Hagen. Die Folgen der Jahrhundertflut in Hagen sind noch längst nicht aufgearbeitet. Jetzt wird die Hilfe zentral gebündelt.

Für die Opfer des Jahrhunderthochwassers in Hagen soll mit der Einrichtung einer zentralen Flutopferhilfe vieles einfacher werden.

Die freien Wohlfahrtsverbände und die Stadt haben am Dienstag eine gemeinsame Anlaufstelle eingerichtet, die Betroffenen beim Ausfüllen von Formularen über die Bereitstellung von Geld und technischer Unterstützung bis hin zu psychosozialer Hilfe in jeder erdenklichen Weise beistehen soll. „Wir haben unsere Kompetenzen gebündelt und arbeiten alle mit dem gleichen Ziel: den Opfern so gut es geht zu helfen“, so Bernadette Rupa, Geschäftsführerin des Caritasverbandes in Hagen und Sprecherin der der Hagener Wohlfahrtsverbände.

Die Stadt Hagen wird ihre bisherige Beratungsstelle für Flutopfer am Haus Busch in Helfe aufgeben und ihre Mitarbeiter an den neuen Anlaufpunkt, der sich an der Ecke Körner-/Grabenstraße befindet, entsenden. „Es macht ja Sinn, unterschiedliche Hilfen zu koordinieren sowie den Betroffenen eine gemeinsame Anlaufstelle zu bieten“, sagt Stadt-Sprecherin Clara Treude.
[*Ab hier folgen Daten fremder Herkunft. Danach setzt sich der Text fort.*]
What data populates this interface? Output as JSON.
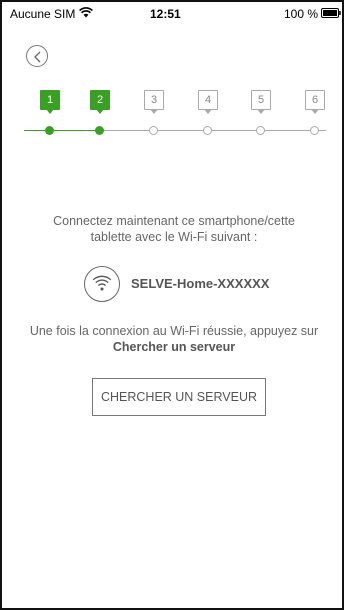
{
  "status_bar": {
    "carrier": "Aucune SIM",
    "time": "12:51",
    "battery": "100 %"
  },
  "stepper": {
    "steps": [
      {
        "label": "1",
        "state": "done"
      },
      {
        "label": "2",
        "state": "done"
      },
      {
        "label": "3",
        "state": "todo"
      },
      {
        "label": "4",
        "state": "todo"
      },
      {
        "label": "5",
        "state": "todo"
      },
      {
        "label": "6",
        "state": "todo"
      }
    ],
    "done_color": "#3aa024",
    "todo_color": "#aaaaaa"
  },
  "main": {
    "instruction_line1": "Connectez maintenant ce smartphone/cette",
    "instruction_line2": "tablette avec le Wi-Fi suivant :",
    "network_name": "SELVE-Home-XXXXXX",
    "hint_line1": "Une fois la connexion au Wi-Fi réussie, appuyez sur",
    "hint_line2": "Chercher un serveur",
    "search_button_label": "CHERCHER UN SERVEUR"
  },
  "icons": {
    "status_wifi": "wifi-icon",
    "battery": "battery-icon",
    "back": "chevron-left-icon",
    "network": "wifi-icon"
  }
}
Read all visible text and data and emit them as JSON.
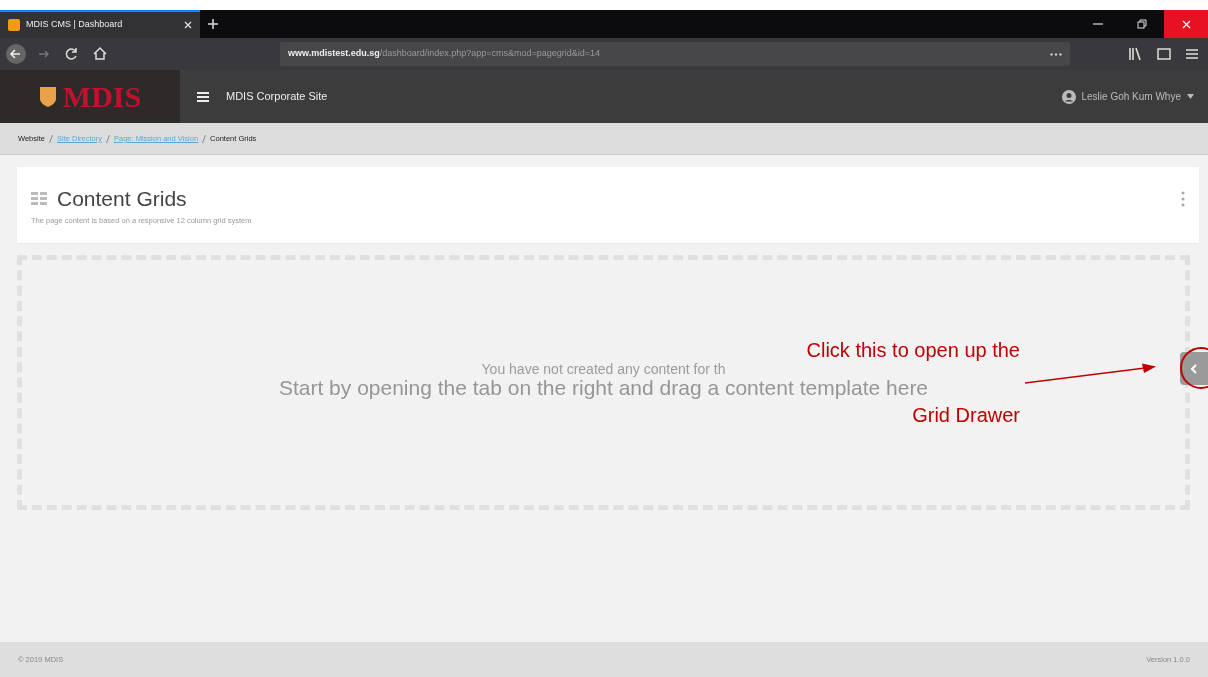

Weitere zentrale Beratungsstellen entstehen Mitte November in Hohenlimburg (Bahnstraße) und in Altena.

Mindestens bis Ende 2022 geöffnet

Vielen Betroffenen sei in den Wochen nach der Flut Soforthilfe gewährt worden, so Birgit Buchholz, Geschäftsführerin der Arbeiterwohlfahrt (AWO). Nun gehe es darum, die Schäden der Betroffenen zu dokumentieren und zu ersetzen: „Das kann einige Jahre dauern.“ Die Beratungsstelle werde deshalb bis mindestens Ende 2022 geöffnet bleiben.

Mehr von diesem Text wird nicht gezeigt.